Indiana’s OWN “big three” — Danny Granger, David West and Roy Hibbert — asserted itself early in Game 6 at Bankers Life Fieldhouse on Thursday night. But when the Pacers abandoned their inside game, Miami’s Dwyane Wade and the Heat took over and ended the series with a 105-93 win.

“They gave it everything they had and it wasn’t enough,” Pacers coach Frank Vogel said.

The three anchored a 10-2 Pacers run to start the game. West — who scored just eight and 10 points in Games 4 and 5, respectively — dropped eight points within the game’s first eight minutes.

Of Indiana’s first 24 points, 21 were in the paint with the lone exception of a Granger three-pointer. Granger led the Pacers in scoring in that first quarter with nine, followed by West with eight and Hibbert with four.

Big time

Granger, West and Hibbert, along with Paul George, gave the Indiana lineup three players at 6-9 and one at 7-2. Miami had just one player in that range: Ronny Turiaf at 6-10.

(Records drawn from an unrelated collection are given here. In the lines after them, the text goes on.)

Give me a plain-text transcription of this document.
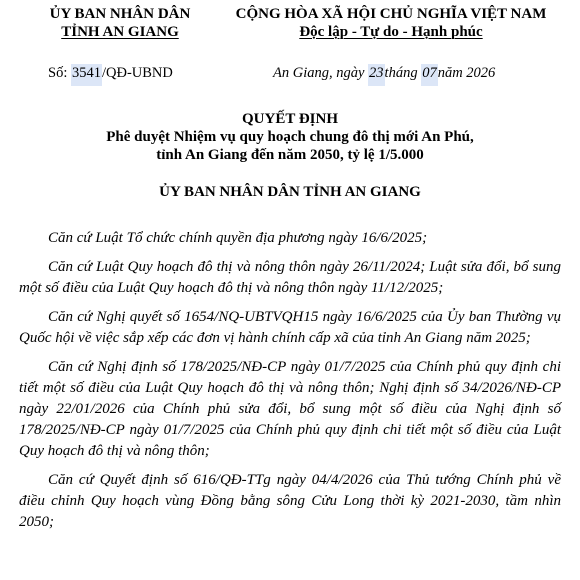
ỦY BAN NHÂN DÂN
TỈNH AN GIANG
CỘNG HÒA XÃ HỘI CHỦ NGHĨA VIỆT NAM
Độc lập - Tự do - Hạnh phúc
Số: 3541/QĐ-UBND	An Giang, ngày 23tháng 07năm 2026
QUYẾT ĐỊNH
Phê duyệt Nhiệm vụ quy hoạch chung đô thị mới An Phú,
tỉnh An Giang đến năm 2050, tỷ lệ 1/5.000
ỦY BAN NHÂN DÂN TỈNH AN GIANG

Căn cứ Luật Tổ chức chính quyền địa phương ngày 16/6/2025;

Căn cứ Luật Quy hoạch đô thị và nông thôn ngày 26/11/2024; Luật sửa đổi, bổ sung một số điều của Luật Quy hoạch đô thị và nông thôn ngày 11/12/2025;

Căn cứ Nghị quyết số 1654/NQ-UBTVQH15 ngày 16/6/2025 của Ủy ban Thường vụ Quốc hội về việc sắp xếp các đơn vị hành chính cấp xã của tỉnh An Giang năm 2025;

Căn cứ Nghị định số 178/2025/NĐ-CP ngày 01/7/2025 của Chính phủ quy định chi tiết một số điều của Luật Quy hoạch đô thị và nông thôn; Nghị định số 34/2026/NĐ-CP ngày 22/01/2026 của Chính phủ sửa đổi, bổ sung một số điều của Nghị định số 178/2025/NĐ-CP ngày 01/7/2025 của Chính phủ quy định chi tiết một số điều của Luật Quy hoạch đô thị và nông thôn;

Căn cứ Quyết định số 616/QĐ-TTg ngày 04/4/2026 của Thủ tướng Chính phủ về điều chỉnh Quy hoạch vùng Đồng bằng sông Cửu Long thời kỳ 2021-2030, tầm nhìn 2050;
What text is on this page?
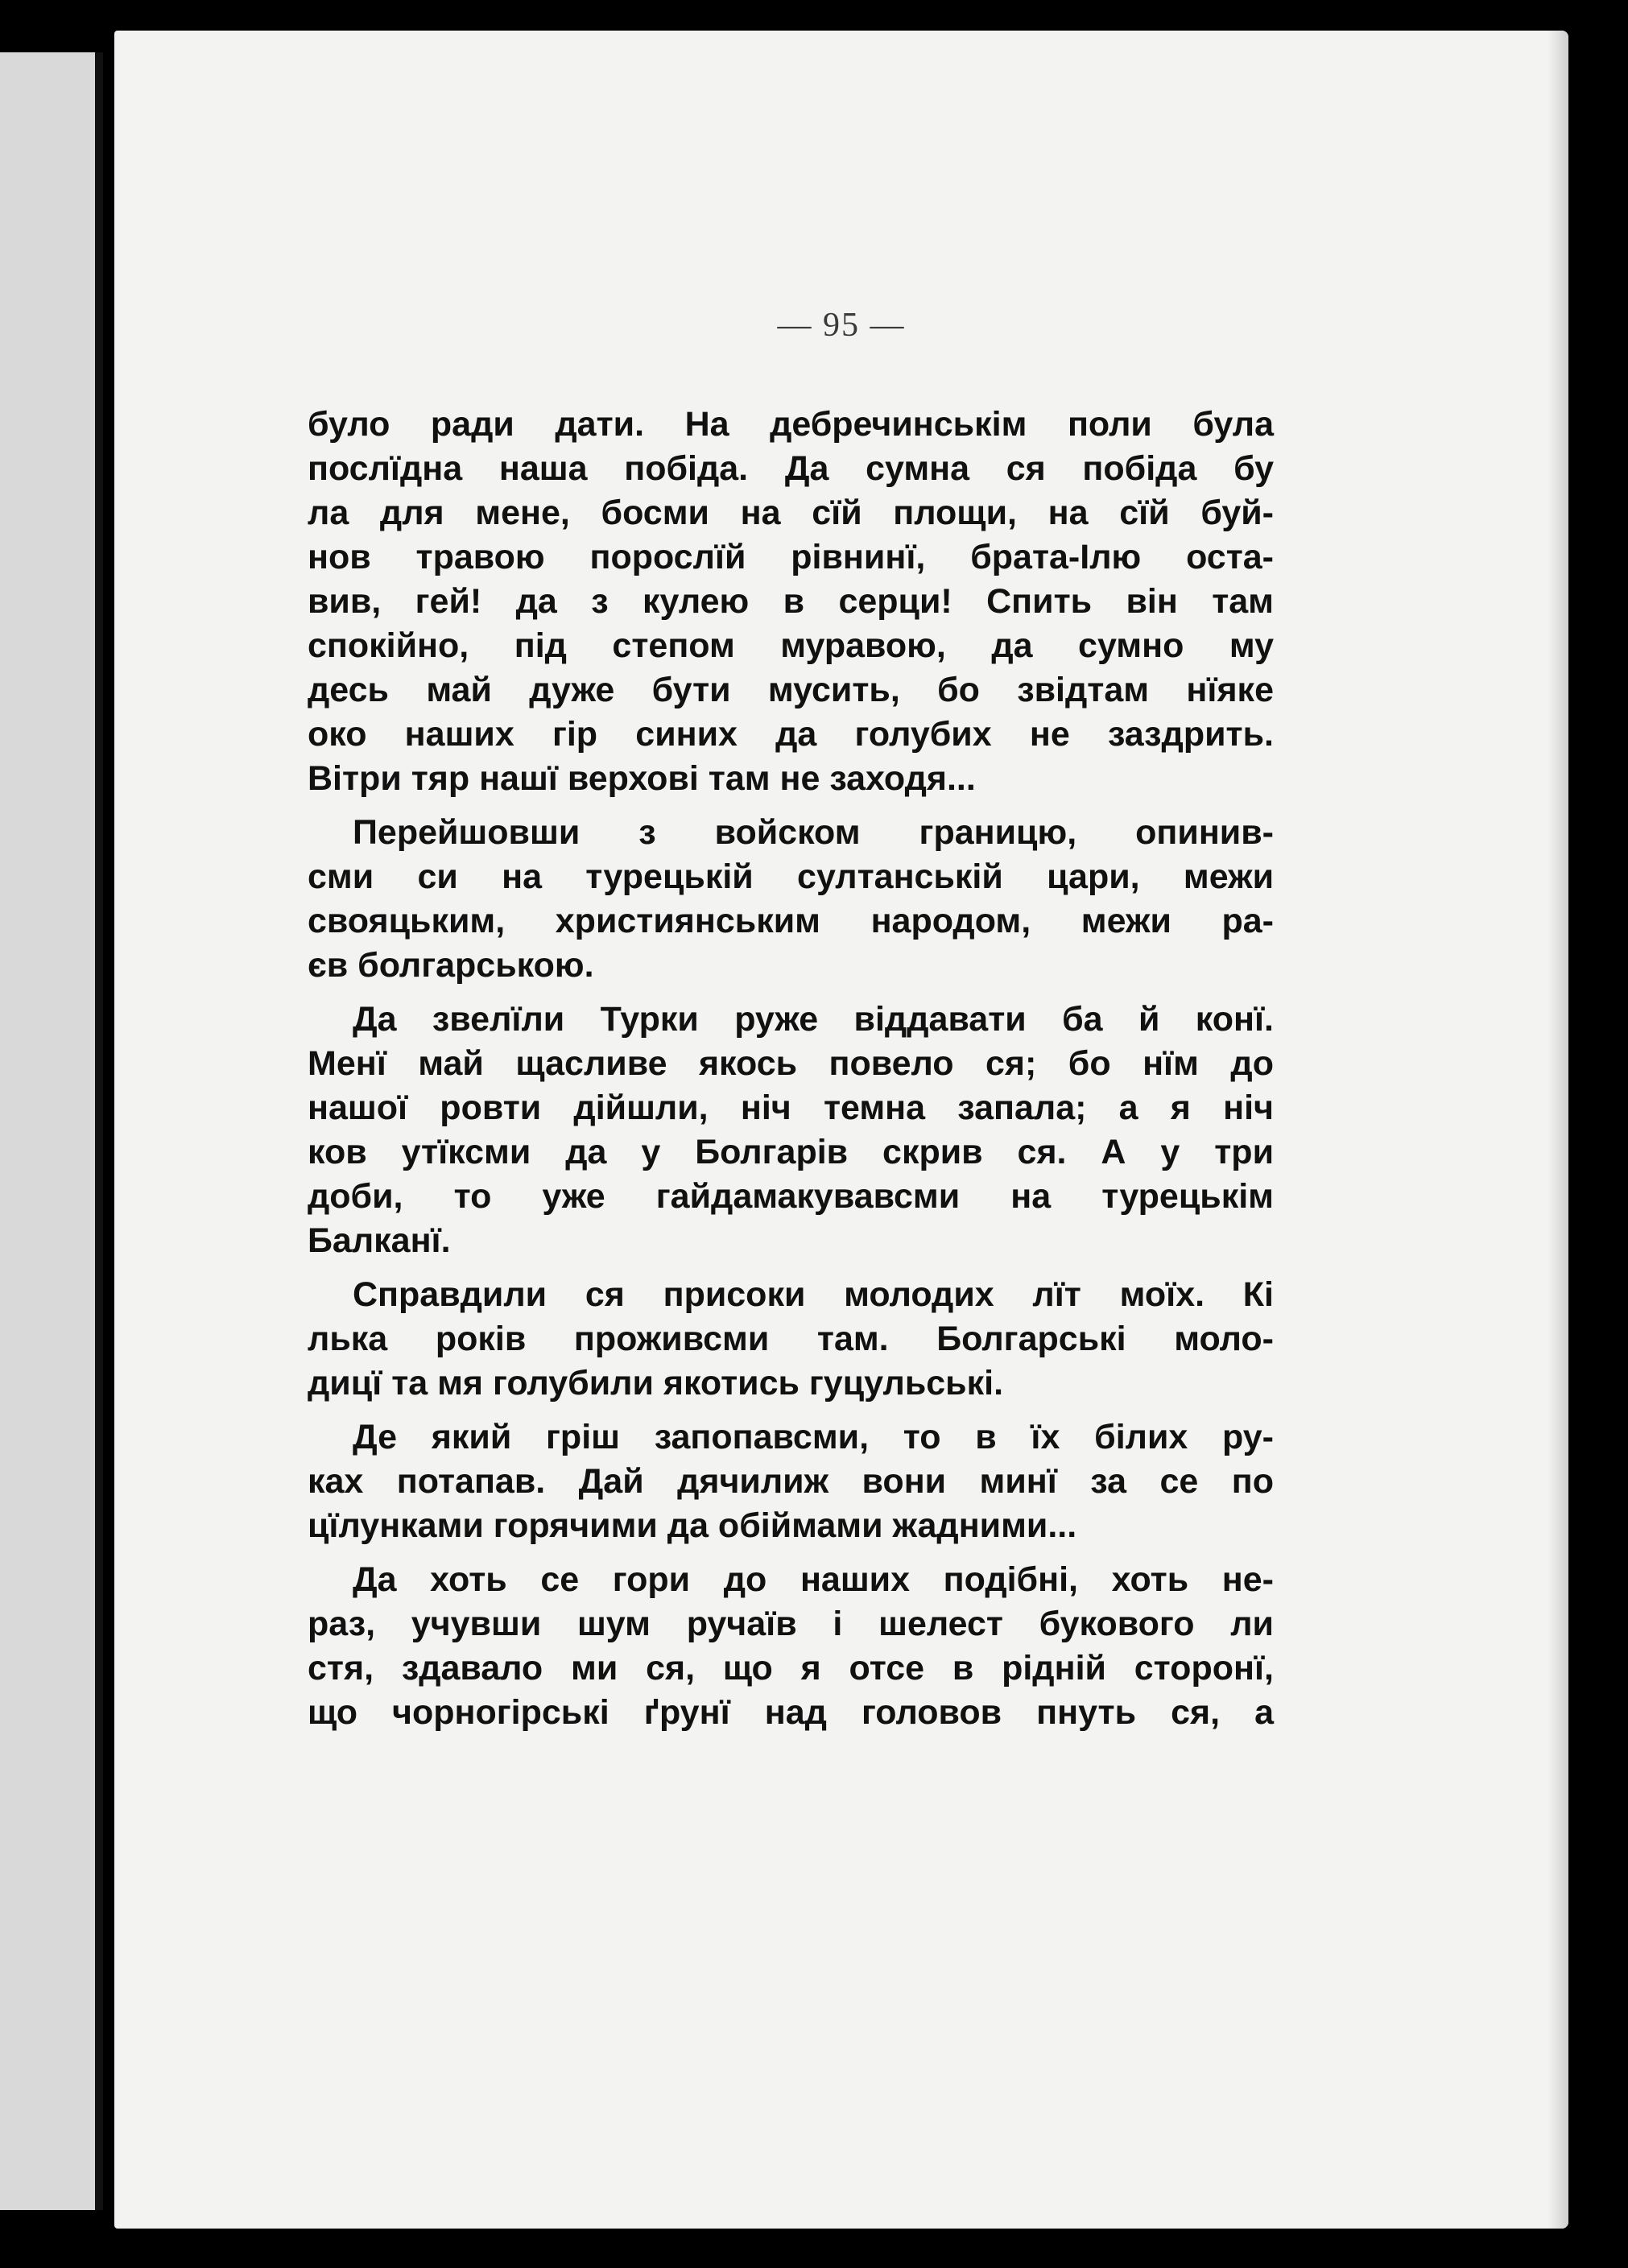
— 95 —
було ради дати. На дебречинськім поли була
послїдна наша побіда. Да сумна ся побіда бу
ла для мене, босми на сїй площи, на сїй буй-
нов травою порослїй рівнинї, брата-Ілю оста-
вив, гей! да з кулею в серци! Спить він там
спокійно, під степом муравою, да сумно му
десь май дуже бути мусить, бо звідтам нїяке
око наших гір синих да голубих не заздрить.
Вітри тяр нашї верхові там не заходя...
Перейшовши з войском границю, опинив-
сми си на турецькій султанській цари, межи
свояцьким, християнським народом, межи ра-
єв болгарською.
Да звелїли Турки руже віддавати ба й конї.
Менї май щасливе якось повело ся; бо нїм до
нашої ровти дійшли, ніч темна запала; а я ніч
ков утїксми да у Болгарів скрив ся. А у три
доби, то уже гайдамакувавсми на турецькім
Балканї.
Справдили ся присоки молодих лїт моїх. Кі
лька років проживсми там. Болгарські моло-
дицї та мя голубили якотись гуцульські.
Де який гріш запопавсми, то в їх білих ру-
ках потапав. Дай дячилиж вони минї за се по
цїлунками горячими да обіймами жадними...
Да хоть се гори до наших подібні, хоть не-
раз, учувши шум ручаїв і шелест букового ли
стя, здавало ми ся, що я отсе в рідній сторонї,
що чорногірські ґрунї над головов пнуть ся, а
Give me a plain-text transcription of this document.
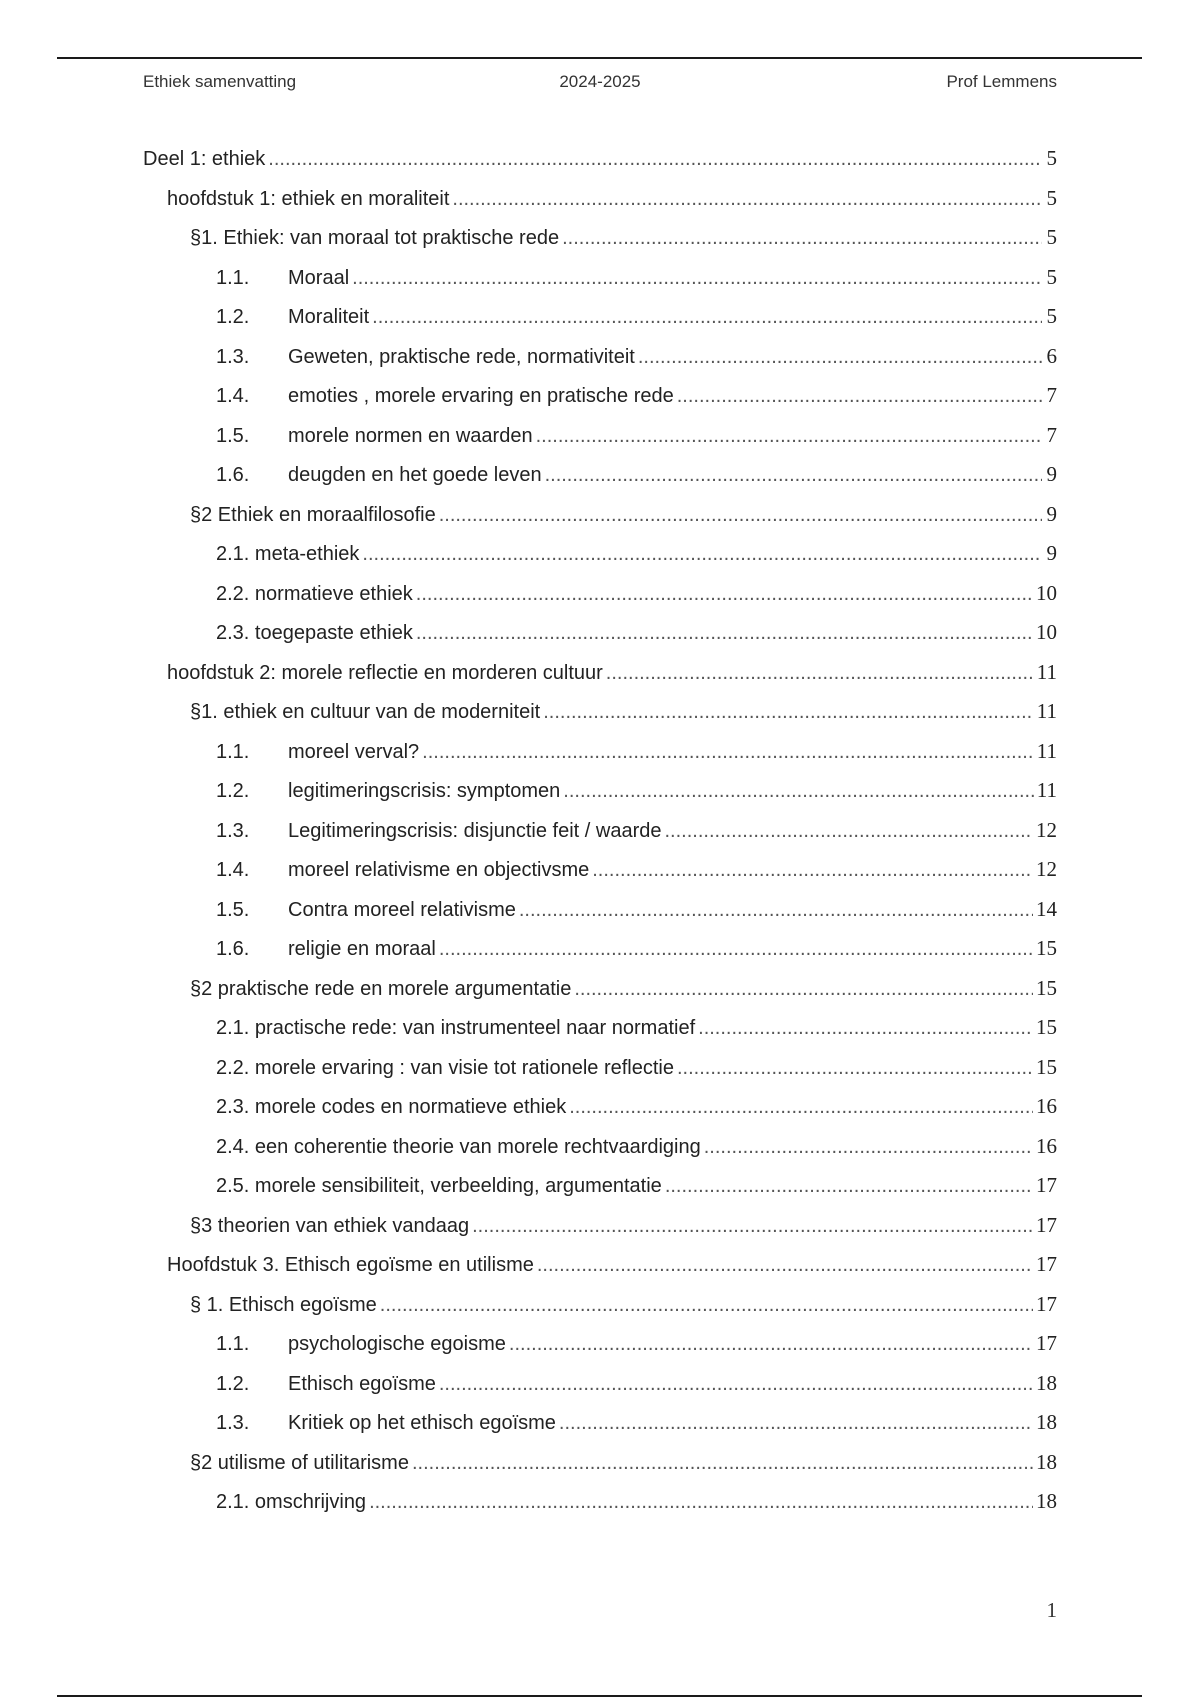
Ethiek samenvatting	2024-2025	Prof Lemmens
Deel 1: ethiek .....	5
hoofdstuk 1: ethiek en moraliteit .....	5
§1. Ethiek: van moraal tot praktische rede .....	5
1.1.	Moraal .....	5
1.2.	Moraliteit .....	5
1.3.	Geweten, praktische rede, normativiteit .....	6
1.4.	emoties , morele ervaring en pratische rede .....	7
1.5.	morele normen en waarden .....	7
1.6.	deugden en het goede leven .....	9
§2 Ethiek en moraalfilosofie .....	9
2.1. meta-ethiek .....	9
2.2. normatieve ethiek .....	10
2.3. toegepaste ethiek .....	10
hoofdstuk 2: morele reflectie en morderen cultuur .....	11
§1. ethiek en cultuur van de moderniteit .....	11
1.1.	moreel verval? .....	11
1.2.	legitimeringscrisis: symptomen .....	11
1.3.	Legitimeringscrisis: disjunctie feit / waarde .....	12
1.4.	moreel relativisme en objectivsme .....	12
1.5.	Contra moreel relativisme .....	14
1.6.	religie en moraal .....	15
§2 praktische rede en morele argumentatie .....	15
2.1. practische rede: van instrumenteel naar normatief .....	15
2.2. morele ervaring : van visie tot rationele reflectie .....	15
2.3. morele codes en normatieve ethiek .....	16
2.4. een coherentie theorie van morele rechtvaardiging .....	16
2.5. morele sensibiliteit, verbeelding, argumentatie .....	17
§3 theorien van ethiek vandaag .....	17
Hoofdstuk 3. Ethisch egoïsme en utilisme .....	17
§ 1. Ethisch egoïsme .....	17
1.1.	psychologische egoisme .....	17
1.2.	Ethisch egoïsme .....	18
1.3.	Kritiek op het ethisch egoïsme .....	18
§2 utilisme of utilitarisme .....	18
2.1. omschrijving .....	18
1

The Pacers’ bigs, egged on by the crowd’s jeers of “Heat are softer,” carried that ownership of the paint over to the defensive side as well, as the Heat did not manage a single offensive rebound in the opening quarter. Indiana out-rebounded Miami 14-3 total in that quarter, and jumped out to a 28-21 lead.

But the Pacers changed their approach at the start of the second quarter. Granger, West and Hibbert all remained seated as Lou Amundson, Darren Collison, Tyler Hansborough, Dahntay Jones and Leandro Barbosa took the floor. With the lane suddenly clear, Wade went to work.

Wade scored six points within the first three minutes of Indiana’s “big three”-less second quarter to help Miami take its first lead at 32-30.

Bench woes

“You have to use your bench at some point,” Vogel said.

And while Granger, West and Hibbert would return, Wade’s hot hand was too much to handle. After managing just six points in the first quarter, he posted 20 points in the second quarter alone, and went on the score 41 total. It was Wade’s season-high score, topping his regular-season high of 36 points.

LeBron James added 26 points of his own.

“We’re making no excuses,” Heat coach Erik Spoelsta said of his team’s play without Chris Bosh. “We have enough. [Wade and James] have to give us more. … They know they have to play at a higher lever.”

While Indiana owned the boards in the first quarter, Miami out-rebounded the Pacers 7-6 in the second, and 10-9 in the third.

“We feel like we had an opportunity,” Granger said. “The series was ours for the taking and we got back on our heels.”

Good as gone

Indiana got farther away from its inside game in the second half, starting with missed three-point attempts in its first two possessions. The Pacers followed that up with two turnovers and never regained their early presence in the post, which allowed the heat to jump out to a 79-69 lead by the third quarter’s end.

After combining for 21 points in the first quarter and 14 in the second, Granger, West and Hibbert disappeared. They combined for just two points the entire third quarter.

“We would have had to play our best to beat them, and we didn’t do that,” Vogel said. “We did at times.”

Indiana also committed six turnovers in the third quarter to Miami’s zero, and the Heat out-scored the Pacers 28-16 in that quarter. On the night, the Pacers turned it over 20 times, to Miami’s nine.